Der edle Held vom Bügeleisen war eben auf das Eifrigste daran, dem hübschen Blumenmädchen nach seiner Art nach Kräften den Hof zu machen.
»Nur eine Rose, schönes Kind«, rief er, und nahm dabei eine hochtragische Stellung ein, »nur ein Vergissmeinnicht als stilles Zeichen der Erinnerung, an diesen unvergesslichen Abend, wo mir die Ehre zuteil wurde, in Ihre schönen Augen zu blicken, nur …« Hier stockte Mephistopheles plötzlich und drehte sich erschrocken um, denn ein Domino hatte sich an ihn herangeschlichen.
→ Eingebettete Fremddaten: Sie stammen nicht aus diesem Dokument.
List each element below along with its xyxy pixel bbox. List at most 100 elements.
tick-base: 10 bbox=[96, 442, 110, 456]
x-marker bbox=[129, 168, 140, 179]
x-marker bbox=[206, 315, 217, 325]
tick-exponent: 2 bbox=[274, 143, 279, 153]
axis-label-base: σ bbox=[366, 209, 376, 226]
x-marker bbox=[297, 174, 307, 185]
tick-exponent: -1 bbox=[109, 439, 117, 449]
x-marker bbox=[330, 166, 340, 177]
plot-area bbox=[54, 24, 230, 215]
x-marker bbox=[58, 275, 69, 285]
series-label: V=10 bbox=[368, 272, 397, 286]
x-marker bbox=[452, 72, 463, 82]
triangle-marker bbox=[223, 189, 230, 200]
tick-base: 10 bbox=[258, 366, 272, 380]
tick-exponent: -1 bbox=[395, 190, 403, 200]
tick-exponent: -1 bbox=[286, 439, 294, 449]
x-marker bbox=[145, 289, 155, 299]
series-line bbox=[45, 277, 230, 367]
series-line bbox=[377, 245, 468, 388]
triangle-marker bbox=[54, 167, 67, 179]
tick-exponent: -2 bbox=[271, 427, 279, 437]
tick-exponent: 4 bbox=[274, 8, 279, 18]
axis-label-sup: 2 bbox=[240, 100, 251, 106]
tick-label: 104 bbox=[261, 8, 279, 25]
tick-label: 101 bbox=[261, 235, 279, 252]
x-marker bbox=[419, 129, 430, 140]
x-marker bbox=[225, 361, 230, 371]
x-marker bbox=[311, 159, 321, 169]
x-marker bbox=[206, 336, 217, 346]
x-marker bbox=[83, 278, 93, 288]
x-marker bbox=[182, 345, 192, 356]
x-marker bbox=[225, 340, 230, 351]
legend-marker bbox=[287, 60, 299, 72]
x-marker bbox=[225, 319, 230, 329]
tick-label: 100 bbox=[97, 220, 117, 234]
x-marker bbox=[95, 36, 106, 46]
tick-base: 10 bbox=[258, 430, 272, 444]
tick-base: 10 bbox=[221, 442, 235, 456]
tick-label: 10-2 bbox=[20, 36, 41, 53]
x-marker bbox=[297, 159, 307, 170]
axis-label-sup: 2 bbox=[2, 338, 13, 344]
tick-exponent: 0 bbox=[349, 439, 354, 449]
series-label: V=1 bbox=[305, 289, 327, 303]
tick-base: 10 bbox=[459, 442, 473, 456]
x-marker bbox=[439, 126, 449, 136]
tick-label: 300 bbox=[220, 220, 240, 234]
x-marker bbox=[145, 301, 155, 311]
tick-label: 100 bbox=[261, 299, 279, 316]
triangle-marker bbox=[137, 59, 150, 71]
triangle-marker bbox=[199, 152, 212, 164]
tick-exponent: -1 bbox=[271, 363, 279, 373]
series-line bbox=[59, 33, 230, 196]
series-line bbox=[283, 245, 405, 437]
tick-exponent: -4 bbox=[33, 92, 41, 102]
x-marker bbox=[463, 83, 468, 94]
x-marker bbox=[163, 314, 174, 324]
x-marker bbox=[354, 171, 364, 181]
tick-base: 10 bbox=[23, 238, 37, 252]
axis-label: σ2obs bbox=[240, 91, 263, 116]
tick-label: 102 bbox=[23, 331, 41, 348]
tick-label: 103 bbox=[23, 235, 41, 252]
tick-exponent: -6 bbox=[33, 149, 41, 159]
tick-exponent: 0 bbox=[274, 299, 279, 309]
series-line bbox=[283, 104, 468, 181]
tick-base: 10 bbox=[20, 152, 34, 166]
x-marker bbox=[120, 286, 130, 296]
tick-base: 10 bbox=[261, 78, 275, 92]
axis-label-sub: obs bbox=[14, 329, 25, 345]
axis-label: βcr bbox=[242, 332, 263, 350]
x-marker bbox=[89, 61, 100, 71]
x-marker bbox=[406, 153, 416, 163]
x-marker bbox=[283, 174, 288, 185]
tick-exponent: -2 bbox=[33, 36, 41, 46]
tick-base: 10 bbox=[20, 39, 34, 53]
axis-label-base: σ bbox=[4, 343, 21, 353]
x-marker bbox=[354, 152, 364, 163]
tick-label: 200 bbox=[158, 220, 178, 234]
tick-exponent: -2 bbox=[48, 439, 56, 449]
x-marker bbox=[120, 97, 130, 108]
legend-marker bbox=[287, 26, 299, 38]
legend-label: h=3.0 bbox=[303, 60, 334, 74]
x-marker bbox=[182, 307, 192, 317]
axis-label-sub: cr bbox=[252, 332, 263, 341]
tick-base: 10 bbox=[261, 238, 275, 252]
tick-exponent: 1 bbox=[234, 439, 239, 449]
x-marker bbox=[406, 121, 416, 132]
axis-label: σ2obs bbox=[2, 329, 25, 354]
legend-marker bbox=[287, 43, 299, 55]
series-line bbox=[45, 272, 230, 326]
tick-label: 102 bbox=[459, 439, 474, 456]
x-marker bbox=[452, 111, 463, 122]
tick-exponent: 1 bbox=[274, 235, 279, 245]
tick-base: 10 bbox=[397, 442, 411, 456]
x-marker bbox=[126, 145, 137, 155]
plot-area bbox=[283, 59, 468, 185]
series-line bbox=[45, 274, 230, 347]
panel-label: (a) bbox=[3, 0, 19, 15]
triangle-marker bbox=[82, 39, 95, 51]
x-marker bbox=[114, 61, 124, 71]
Indem ihn dieser fest auf die Schulter klopfte, rief er zugleich: »Ist denn mein Rock immer noch nicht fertig, Sie lügenhafter, windbeutlicher Ziegenbock?«
»Ach du mein Gott«, rief aber auch das Blumenmädchen, »so habe ich mich also doch wirklich nicht geirrt! Ja, ja, es ist der Joseph, bei dessen Meister der Herr Graf arbeiten lässt! Na, ich hörte es gleich an der Sprache, dass das nur so ein verkleideter Baron war!« Kichernd wandte sie sich um und verschwand unter der Menge, während Mephisto einen Augenblick sprachlos dastand, dann aber ebenfalls einen kurzen Entschluss fasste und sich in das Maskengewühl stürzte, um sich einen anderen Ort für den Schauplatz seiner Taten auszusuchen.